As I got out of the Uber and snowflakes tickled my cheeks, fear set in. Everyone was going to know that I was a fraud. Not only could I not handle the cold, but I couldn’t sit in a room full of writers and still hold that title. 

When I opened the door, I wasn’t met with judgmental glances and cold stares, but smiling faces and the warmth only found when friends meet. Not only that, but the smiling faces that met me were with that unique warmth only found among dear friends. Someone gave me a peanut butter and jelly sandwich, reminding me of home. The laughter warmed the room so I could ignore the cold. 

Each time I talked with another writer, she affirmed my gifts. I met online friends in real life and was embraced with hugs and kind words. Rather than being discovered as a fraud, I was affirmed. Validated. Encouraged. 

Where I Met Jesus

And while the seminars and worship held truths that felt as though the Spirit was whispering just to me, it wasn’t in those that I met Jesus. I met him in the tight embrace of old friends I was meeting for the first time. I felt the Holy Spirit as I heard the stories shared over meals and quick conversations that lingered in hallways. God’s Holy Spirit filled the rooms. His quiet voice no longer crowded out. 

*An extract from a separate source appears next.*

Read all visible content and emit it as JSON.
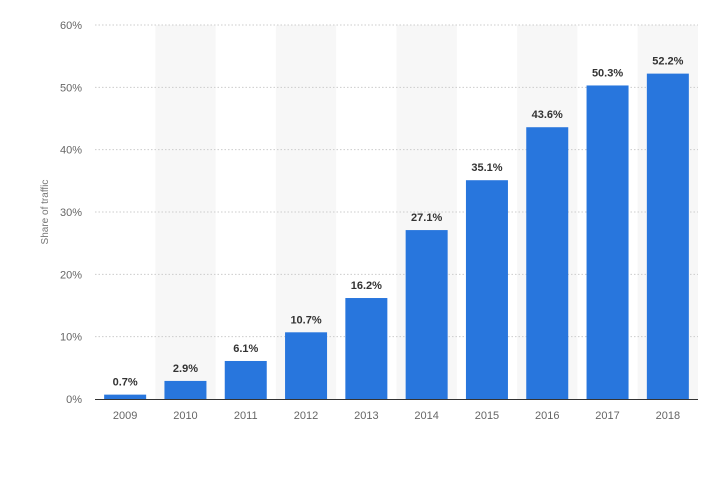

When Mary was told she was pregnant with God incarnate, she visited her cousin Elizabeth. I remember when I found out I was pregnant. I was 30 then, and my husband and I both had stable jobs and were financially secure. We had been married for five years and had been trying to have a baby. So there was no reason to be scared, yet a sense of dread filled me when I saw the little blue line form across the pregnancy test. 

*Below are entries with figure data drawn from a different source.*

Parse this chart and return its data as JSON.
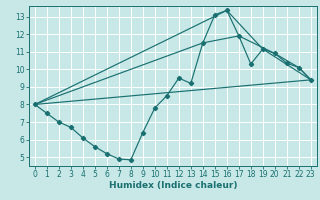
{
  "xlabel": "Humidex (Indice chaleur)",
  "bg_color": "#c8e8e8",
  "grid_color": "#ffffff",
  "line_color": "#1a7070",
  "xlim": [
    -0.5,
    23.5
  ],
  "ylim": [
    4.5,
    13.6
  ],
  "xticks": [
    0,
    1,
    2,
    3,
    4,
    5,
    6,
    7,
    8,
    9,
    10,
    11,
    12,
    13,
    14,
    15,
    16,
    17,
    18,
    19,
    20,
    21,
    22,
    23
  ],
  "yticks": [
    5,
    6,
    7,
    8,
    9,
    10,
    11,
    12,
    13
  ],
  "series0_x": [
    0,
    1,
    2,
    3,
    4,
    5,
    6,
    7,
    8,
    9,
    10,
    11,
    12,
    13,
    14,
    15,
    16,
    17,
    18,
    19,
    20,
    21,
    22,
    23
  ],
  "series0_y": [
    8.0,
    7.5,
    7.0,
    6.7,
    6.1,
    5.6,
    5.2,
    4.9,
    4.85,
    6.4,
    7.8,
    8.5,
    9.5,
    9.2,
    11.5,
    13.1,
    13.35,
    11.9,
    10.3,
    11.15,
    10.9,
    10.35,
    10.1,
    9.4
  ],
  "series1_x": [
    0,
    23
  ],
  "series1_y": [
    8.0,
    9.4
  ],
  "series2_x": [
    0,
    16,
    19,
    23
  ],
  "series2_y": [
    8.0,
    13.35,
    11.15,
    9.4
  ],
  "series3_x": [
    0,
    14,
    17,
    20,
    22,
    23
  ],
  "series3_y": [
    8.0,
    11.5,
    11.9,
    10.9,
    10.1,
    9.4
  ]
}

Did I know what I was doing? How would we keep a child alive, let alone raise the child to thrive in this confusing world? It wasn’t that I was unprepared, but rather that the weight of reality brought up my insecurities.

 Mary must have felt these insecurities. She wasn’t just carrying her precious baby; she was carrying her Creator. To say her position was not secure is an understatement! Joseph could have dismissed her when he found her with child and left her without financial prospects. So her flight to her cousin is understandable. 

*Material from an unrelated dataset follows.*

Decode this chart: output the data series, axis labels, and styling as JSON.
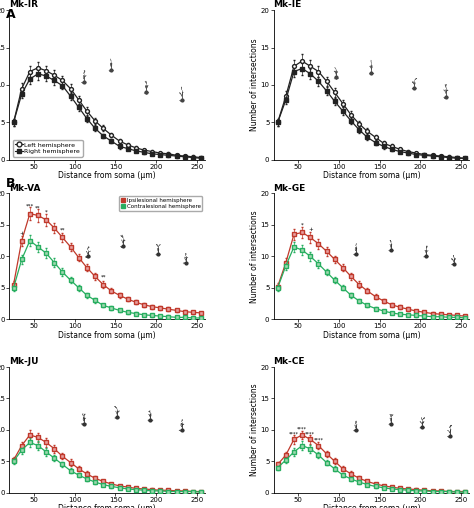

When Brenda Salter McNeil preached on this story to a room full of campus ministers, she said that those who are birthing something new, need someone to help them. As creatives, we are birthing something new. Like childbirth, there is a waiting period that is riddled with anxiety. Creating words is laborious, and putting them into the world is painful and beautiful at the same time. The community we bring around ourselves helps us birth into the world what God has asked us to write.

Finding Affirmation

Midway through the conference, I spoke with an old friend who once told me a writer writes and even gave me a paper certificate testifying that I was not a fraud. That was the first time I ever considered myself a writer. I have written several articles and even interned for a magazine. But it wasn’t till I was encouraged to foster my calling that I began to see myself as a writer, owning both the calling and the gift that Jesus had given me. 

I put my writing on hold for almost every other part of my life. Even while trying to write this piece, I put aside my computer to make my children a snack. I pushed back an hour I had set aside in my calendar to edit to fit something in for work. And instead of writing, I went on a date with my husband one night. I don’t begrudge any of those distractions, because I love being a mom, a wife, and a minister. 

But those identities often steal from my calling as a writer. It isn’t malicious or intentional, or even anyone else’s fault. Those identities steal time, because I allow them to. Because I doubt my words have any impact. And if my words don’t have an impact on the world around me, they seem less important than cutting up apple slices, finishing a work email, or going on a date. 

One of the women I met for the first time at the Redbud retreat, who had emailed me back and forth over the years, was an editor who published a piece I wrote during the pandemic. I still have her email saying that she believed in this article. When we hugged, I remembered her words and it felt like I was being reminded that the words God gives me to say are not meant to be kept in my heart. I’m not writing to glorify myself, but to draw others to the LORD. Or as the psalmist sings, “Let the redeemed of the LORD tell their story— those he redeemed from the hand of the foe” (Psalm 107:2).

When I want to give up because I doubt God can use my voice, it has always been community that has given me the courage to write.

It was in community that I began to believe that God could use my voice to bring others to him. And it was community this fall that gave me the space to quiet the world so I could hear God’s call to write and find the courage to say yes again. I don’t know where my writing will go, or how long God will ask me to write, but I am thankful to have a tribe that I can walk with on this journey as a writer!